Like Lizzo, the documentary is unblinking. There’s Lizzo as her chubby younger self. Lizzo worked hard in high school and college to improve her classical flute playing. Lizzo, the homebody, vanishes into books. Lizzo and her scuffed-up Subaru. Lizzo sobs while listening to a Harry Styles breakup song. Lizzo is completely at ease in various states of undress.
“The question isn’t how honest I am; it’s how comfortable people are not being themselves,” she says. “But this world hasn’t made space for being yourself, they’re made space for fitting in somewhere, and I never did. So I decided to create my own space, and I’m happy there.”
Lizzo is at ease while twerking. In fact, she made headlines last September when she went to the Library of Congress to see a crystal flute given to President James Madison and twerked on social media while playing the rare instrument.
Twerking is serious business for Lizzo; in a TED talk, she delves into the deep African influences of the rear-shaking movement.

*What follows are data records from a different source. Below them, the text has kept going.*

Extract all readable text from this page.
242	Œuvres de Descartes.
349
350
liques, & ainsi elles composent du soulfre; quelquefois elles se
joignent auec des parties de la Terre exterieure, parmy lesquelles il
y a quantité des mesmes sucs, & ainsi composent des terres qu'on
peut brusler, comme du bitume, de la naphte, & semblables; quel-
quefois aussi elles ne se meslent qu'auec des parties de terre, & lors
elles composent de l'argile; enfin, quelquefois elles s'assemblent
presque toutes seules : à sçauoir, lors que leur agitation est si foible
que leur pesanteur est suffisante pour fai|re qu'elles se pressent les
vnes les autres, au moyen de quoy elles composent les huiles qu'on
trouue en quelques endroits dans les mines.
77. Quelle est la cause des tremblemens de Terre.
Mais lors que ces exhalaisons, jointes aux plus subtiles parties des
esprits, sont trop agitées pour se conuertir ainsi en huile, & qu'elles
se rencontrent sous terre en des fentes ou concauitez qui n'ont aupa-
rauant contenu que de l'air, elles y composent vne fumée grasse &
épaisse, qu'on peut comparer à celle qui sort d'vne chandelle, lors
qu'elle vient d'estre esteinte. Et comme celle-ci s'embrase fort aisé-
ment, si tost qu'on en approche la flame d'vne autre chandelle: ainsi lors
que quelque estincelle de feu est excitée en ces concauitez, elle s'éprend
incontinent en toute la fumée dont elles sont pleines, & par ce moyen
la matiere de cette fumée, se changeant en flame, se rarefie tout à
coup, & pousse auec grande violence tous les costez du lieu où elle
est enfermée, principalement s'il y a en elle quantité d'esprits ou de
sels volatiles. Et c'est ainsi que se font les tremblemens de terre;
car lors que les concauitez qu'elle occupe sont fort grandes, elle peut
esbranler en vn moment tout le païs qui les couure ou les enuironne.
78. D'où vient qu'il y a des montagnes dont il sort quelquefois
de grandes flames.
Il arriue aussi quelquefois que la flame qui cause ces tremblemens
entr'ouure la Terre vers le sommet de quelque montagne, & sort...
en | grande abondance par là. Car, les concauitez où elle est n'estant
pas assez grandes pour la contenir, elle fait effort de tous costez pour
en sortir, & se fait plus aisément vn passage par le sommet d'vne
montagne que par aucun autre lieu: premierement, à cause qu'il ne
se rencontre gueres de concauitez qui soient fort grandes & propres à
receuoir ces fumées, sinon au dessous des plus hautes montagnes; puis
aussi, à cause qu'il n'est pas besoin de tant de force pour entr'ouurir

“I’m fully prepared to face criticism when this film is released, particularly on the subject of twerking,” she says. “It’s not just people who despise me and are fatphobic who have issues; even people in the (Black) culture who understand twerking criticise me.
“Giving American Blackness a classical etymology is important to me because American Blackness is often taken over by culture and diluted. I’m not trying to persuade you to like twerking or to decide whether it’s good or bad. I’m just pointing out where it comes from.”
Lizzo tries not to show her frustration with her critics. This is a woman on a mission who appears to be determined to overcome any obstacles in her path.
“I was made for this life,” she says. “The documentary tries to show that throughout I have always pushed it to the max, always been a hard worker with a goal. I’ve been through so much that winning awards and working on dream projects doesn’t feel like work.”
With a long-gestating fourth studio album – “Special,” with its infectious chart-topping single “About Damn Time” – now behind her and her plus-size dancer “Big Grrrls” competition show humming along, could movies be next?
“Hey, it doesn’t get any bigger than HBO Max, honey,” she jokes about the platform that will air her documentary. However, Lizzo has demonstrated a talent for acting, as evidenced by her deft comedic guest host (and musical guest) performance on “Saturday Night Live” earlier this year. She does not dismiss the idea, but qualifies it.
“I can never just do things for the sake of doing them, so this first film project I’m putting out there, well, it’s an introduction to who I am,” she says. “I’ve had huge offers for things that went on to be big, but I turned them down because I didn’t want to be known as the girl from that movie, but rather as the girl with the music.”
The mission was completed. Although things did not turn out exactly as a younger Lizzo might have hoped.
“Growing up, I always wanted to be a famous flautist, maybe not James Galway famous, but first chair in a symphony, you know,” Lizzo says. “That did not occur. But then I’m at the Met Gala (last May), playing this $55,000 flute on the red carpet, and I’m like, oh, fifth-grade me is happy, I fulfilled her dreams.”